To minimize costs and time, a PD progression biomarker consortium could utilize both existing and developing clinical PD cohorts at different stages of PD
to create a mosaic of PD patients from premotor to
newly diagnosed to treated PD. The plan will be to
develop a comprehensive, focused, and collaborative
strategy to test and validate biomarkers of PD progression utilizing these cohorts. Progression markers at various stages of validation can be examined, and a mechanism to test novel biomarkers in well-characterized
clinical cohorts would be initiated.
Technologies including neuroimaging modalities,
biochemical markers in the CSF and plasma, and genetic markers, as well as clinical evaluation, will be investigated (Table 2).
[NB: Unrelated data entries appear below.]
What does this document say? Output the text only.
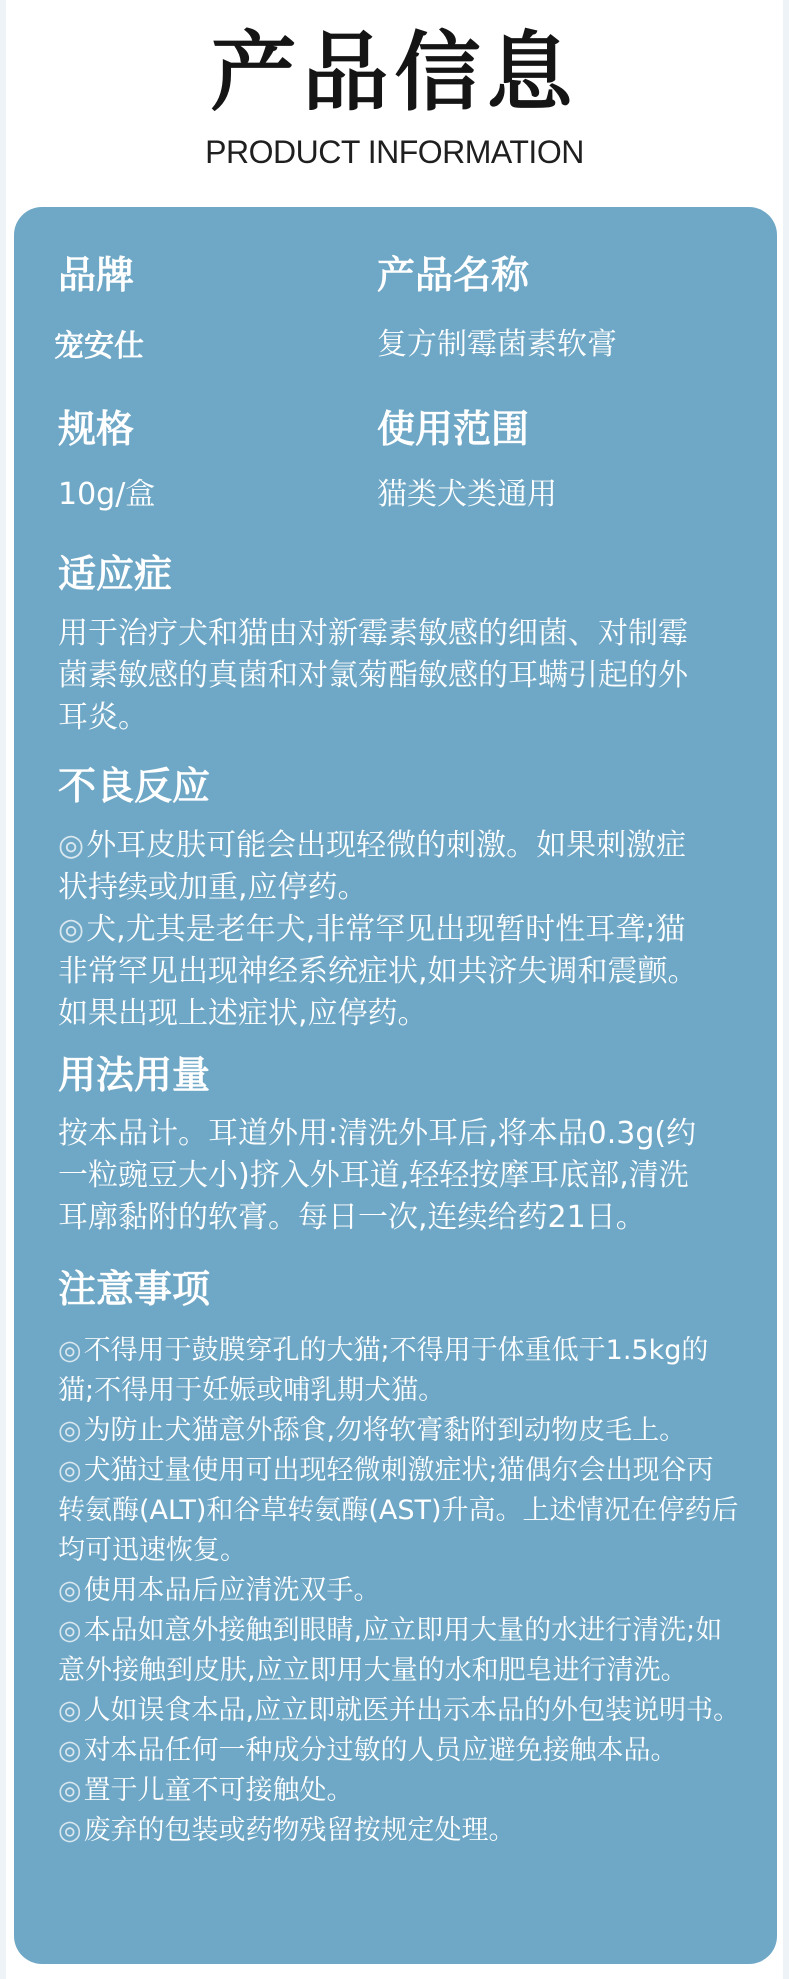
产品信息
PRODUCT INFORMATION
品牌
宠安仕
产品名称
复方制霉菌素软膏
规格
10g/盒
使用范围
猫类犬类通用
适应症
用于治疗犬和猫由对新霉素敏感的细菌、对制霉
菌素敏感的真菌和对氯菊酯敏感的耳螨引起的外
耳炎。
不良反应
◎外耳皮肤可能会出现轻微的刺激。如果刺激症
状持续或加重,应停药。
◎犬,尤其是老年犬,非常罕见出现暂时性耳聋;猫
非常罕见出现神经系统症状,如共济失调和震颤。
如果出现上述症状,应停药。
用法用量
按本品计。耳道外用:清洗外耳后,将本品0.3g(约
一粒豌豆大小)挤入外耳道,轻轻按摩耳底部,清洗
耳廓黏附的软膏。每日一次,连续给药21日。
注意事项

◎不得用于鼓膜穿孔的大猫;不得用于体重低于1.5kg的

猫;不得用于妊娠或哺乳期犬猫。

◎为防止犬猫意外舔食,勿将软膏黏附到动物皮毛上。

◎犬猫过量使用可出现轻微刺激症状;猫偶尔会出现谷丙

转氨酶(ALT)和谷草转氨酶(AST)升高。上述情况在停药后

均可迅速恢复。

◎使用本品后应清洗双手。

◎本品如意外接触到眼睛,应立即用大量的水进行清洗;如

意外接触到皮肤,应立即用大量的水和肥皂进行清洗。

◎人如误食本品,应立即就医并出示本品的外包装说明书。

◎对本品任何一种成分过敏的人员应避免接触本品。

◎置于儿童不可接触处。

◎废弃的包装或药物残留按规定处理。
A major initial focus of the
biomarker consortium would be to standardize biomarker acquisition and assessment, and establish welldefined quantitative biomarker outcomes that are consistent among many research sites and laboratories. It is
likely that core laboratories for each biomarker would
be identified.
Although this approach to biomarker development is
costly and requires cooperation among many individuals in academics, industry, and government, the lack of
success of recent disease-modifying therapeutic trials
coupled with the huge expense of these studies has
highlighted the need for such an ambitious approach
to identify and validate biomarkers of PD progression
for future clinical studies of disease-modifying drugs.